Women have head circumferences that are normally distributed with a mean given by mu equals 22.14 in​., and a standard deviation given by sigma equals 0.8 in. Complete parts a through c below. a. If a hat company produces​ women's hats so that they fit head circumferences between 21.4 in. and 22.4 ​in., what is the probability that a randomly selected woman will be able to fit into one of these​ hats?

The probability is . ​(Round to four decimal places as​ needed.)

b. If the company wants to produce hats to fit all women except for those with the smallest 1.5​% and the largest 1.5​% head​ circumferences, what head circumferences should be​ accommodated?

The minimum head circumference accommodated should be

The maximum head circumference accommodated should be . ​(Round to two decimal places as​ needed.)

c. If 19 women are randomly​ selected, what is the probability that their mean head circumference is between 21.4 in. and 22.4 ​in.? If this probability is​ high, does it suggest that an order of 19 hats will very likely fit each of 19 randomly selected​ women? Why or why​ not? (Assume that the hat company produces​ women's hats so that they fit head circumferences between 21.4 in. and 22.4 ​in.)

The probability is . ​(Round to four decimal places as​ needed.)

If this probability is​ high, does it suggest that an order of 19 hats will very likely fit each of 19 randomly selected​ women? Why or why​ not?

A. ​Yes, the order of 19 hats will very likely fit each of 19 randomly selected women because both 21.4 in. and 22.4 in. lie inside the range found in part​ (b).

B. ​No, the hats must fit individual​ women, not the mean from 19 women. If all hats are made to fit head circumferences between 21.4 in. and 22.4 ​in., the hats​ won't fit about 7.78​% of those women.
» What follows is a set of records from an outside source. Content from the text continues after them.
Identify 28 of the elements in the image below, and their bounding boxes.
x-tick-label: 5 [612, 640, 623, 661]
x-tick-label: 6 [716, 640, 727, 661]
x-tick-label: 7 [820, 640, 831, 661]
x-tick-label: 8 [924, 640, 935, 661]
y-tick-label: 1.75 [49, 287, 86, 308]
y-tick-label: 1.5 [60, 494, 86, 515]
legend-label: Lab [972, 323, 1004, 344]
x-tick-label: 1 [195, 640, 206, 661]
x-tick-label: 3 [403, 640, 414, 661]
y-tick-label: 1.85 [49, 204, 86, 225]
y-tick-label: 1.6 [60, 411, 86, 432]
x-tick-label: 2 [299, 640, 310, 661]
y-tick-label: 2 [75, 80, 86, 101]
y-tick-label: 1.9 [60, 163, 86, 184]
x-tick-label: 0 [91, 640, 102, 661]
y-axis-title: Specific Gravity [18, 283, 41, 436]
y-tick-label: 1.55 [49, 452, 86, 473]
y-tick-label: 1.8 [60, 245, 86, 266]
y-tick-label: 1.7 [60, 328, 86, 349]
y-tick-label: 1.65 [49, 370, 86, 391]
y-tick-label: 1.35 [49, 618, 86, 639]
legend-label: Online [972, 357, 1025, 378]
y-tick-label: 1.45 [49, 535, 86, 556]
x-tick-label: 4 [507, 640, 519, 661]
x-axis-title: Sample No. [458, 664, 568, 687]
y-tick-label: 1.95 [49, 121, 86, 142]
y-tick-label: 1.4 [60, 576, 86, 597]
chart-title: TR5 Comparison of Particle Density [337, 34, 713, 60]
C. ​No, the hats must fit individual​ women, not the mean from 19 women. If all hats are made to fit head circumferences between 21.4 in. and 22.4 ​in., the hats​ won't fit about half of those women.

D. ​Yes, the probability that an order of 19 hats will very likely fit each of 19 randomly selected women is 0.9222.

PLEASE SHOW WORK USING A TI-84 Calculator AND By HAND

Answer 1

a)

µ =    22.14          
σ =    0.8          
we need to calculate probability for ,              
P (   21.40   < X <   22.40   )

calculator function: "normalcdf(21.40,22.40,22.14 , 0.8) "

P (   21.40   < X <   22.40   ) = 0.4499   (answer)

b)

If the company wants to produce hats to fit all women except for those with the smallest 1.5​% and the largest 1.5​% head​circumferences

The minimum head circumference accommodated should be "invnorm(0.015,22.14,0.8)" = 20.40
The maximum head circumference accommodated should be "invnorm(0.985 , 22.14 , 0.8) " = 23.88

c)

n=19

probability that their mean head circumference is between 21.4 in. and 22.4​in=0.9222

"normalcdf(21.40,22.40,22.14 , 0.8/√(19)) "

B. ​No, the hats must fit individual​ women, not the mean from 19 women. If all hats are made to fit head circumferences between 21.4 in. and 22.4 ​in., the hats​ won't fit about 7.78​% of those women.